George W. Bush seems beset on all fronts. His job rating dipped to new lows after his torpid response to Hurricane Katrina. Casualties continue in Iraq; some Democrats call for withdrawal now or by a date certain. Social Security changes he campaigned for earlier this year seem unlikely to be enacted. Proposals to make tax cuts permanent are stalled in Congress; and stalled proposals sometimes never come forward.
The president’s commission on tax reform is soon to report — but no one seems much interested, and the last major tax reform took a full two years to work its way through Congress. Any proposals now would have, at best, 14 months.
Moreover, the Republican base, which has given Mr. Bush stronger support than it gave Ronald Reagan, is now seething with discontent. Spending is too high, fiscal conservatives say. They add authorizing $100 billion and up for rebuilding New Orleans is way out of line. Mr. Bush’s proposals to regularize the status of currently illegal immigrants are decried on talk radio and at town meetings.
The right blogosphere is furious about Mr. Bush’s naming his counsel, Harriet Miers, to the Supreme Court. They are itching for a fight on principle, convinced they could win in a Republican Senate. By not naming a nominee with bedrock conservative credentials, Mr. Bush in their view is flinching from a battle.
But this is a president who responds to challenges with renewed bursts of vigor. In public appearances last week, Mr. Bush came out swinging in defense of his Iraq policy and in support of Miss Miers. The Bush White House has not quite given up on Social Security, and top aides believe House Ways and Means Chairman Bill Thomas still wants to advance a version of individual investment accounts. Mr. Bush and the Republican Congress (with some Democratic help) have ground out tax cuts in a three-yards-and-a-cloud-of-dust manner, and may well continue the strategy once the Katrina issues have been settled. The Republican House has passed all 11 large appropriations bills for next fiscal year. There is a chance for more cuts when conference committees meet.
Two days after his press conference, Mr. Bush was eloquent and more specific than before on Iraq in a speech to the National Endowment for Democracy. He identified our adversaries not, as he has in the past, as generic terrorists, but as “evil Islamic radicalism,” “militant Jihadism” and “Islamo-fascism.” He described the campaigns in which American forces, sometimes leading and sometimes aiding Iraqis, are clearing out Iraqi cities on the roads to Syria and installing Iraqi units to prevent the enemy from returning. He described how more than 80 Iraqi battalions now are fighting alongside us, up from not much more than zero in July 2004.
Recently returned Lt. Gen. David Petraeus provides additional detail: More than 36 Iraqi battalions are capable of fighting “in the lead,” and another 80 of “fighting alongside” U.S. forces.
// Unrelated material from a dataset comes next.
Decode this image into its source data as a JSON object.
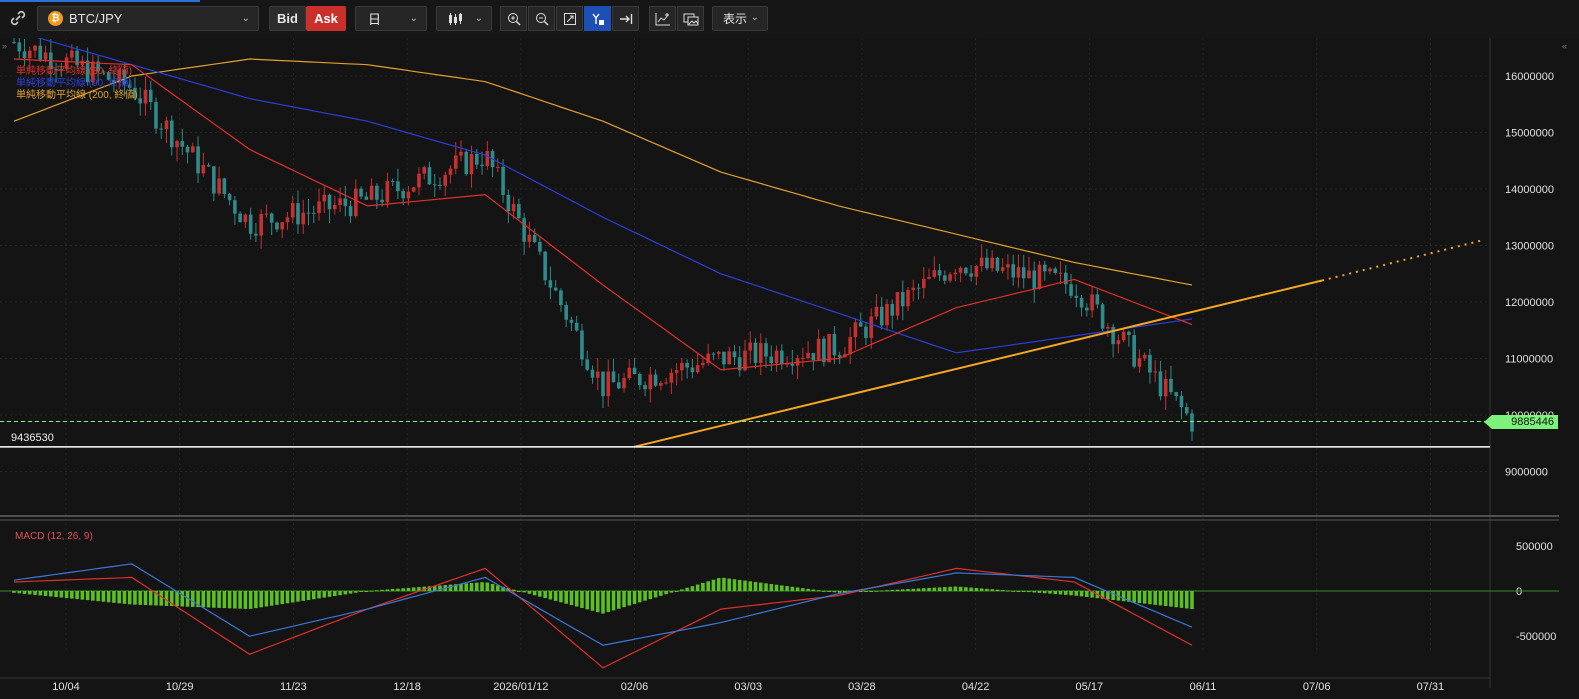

Effective war leaders like Franklin Roosevelt have used a narrative framework to tell citizens about progress made and work done to assure future progress. Mr. Bush did a better job of that last week than he has in some time. He needs to continue doing it to counter mainstream media focuses mostly on casualty counts, and to make clear the consequences of withdrawal or failure: “Would the United States and other free nations be more safe, or less safe, with Zarqawi and bin Laden in control of Iraq, its people and its resources?”
On domestic policy, Mr. Bush has pursued the plans he set out in his 2000 campaign, some of which seem blocked, temporarily or permanently. His gas tank is running low. Of course, the Democrats have few specific proposals, aside from repealing the Bush tax cuts: They’ve been running on empty since Bill Clinton left office.
That invites the public to say a pox on both parties. But it also provides an opening for Mr. Bush to lay out a more robust agenda — maybe in his State of the Union address in January — one geared to years ahead, instead of his 2000 priorities.
Mr. Bush seems beset now, but he has a chance to rebound and confound his vitriolic critics once again.
Michael Barone is a nationally syndicated columnist.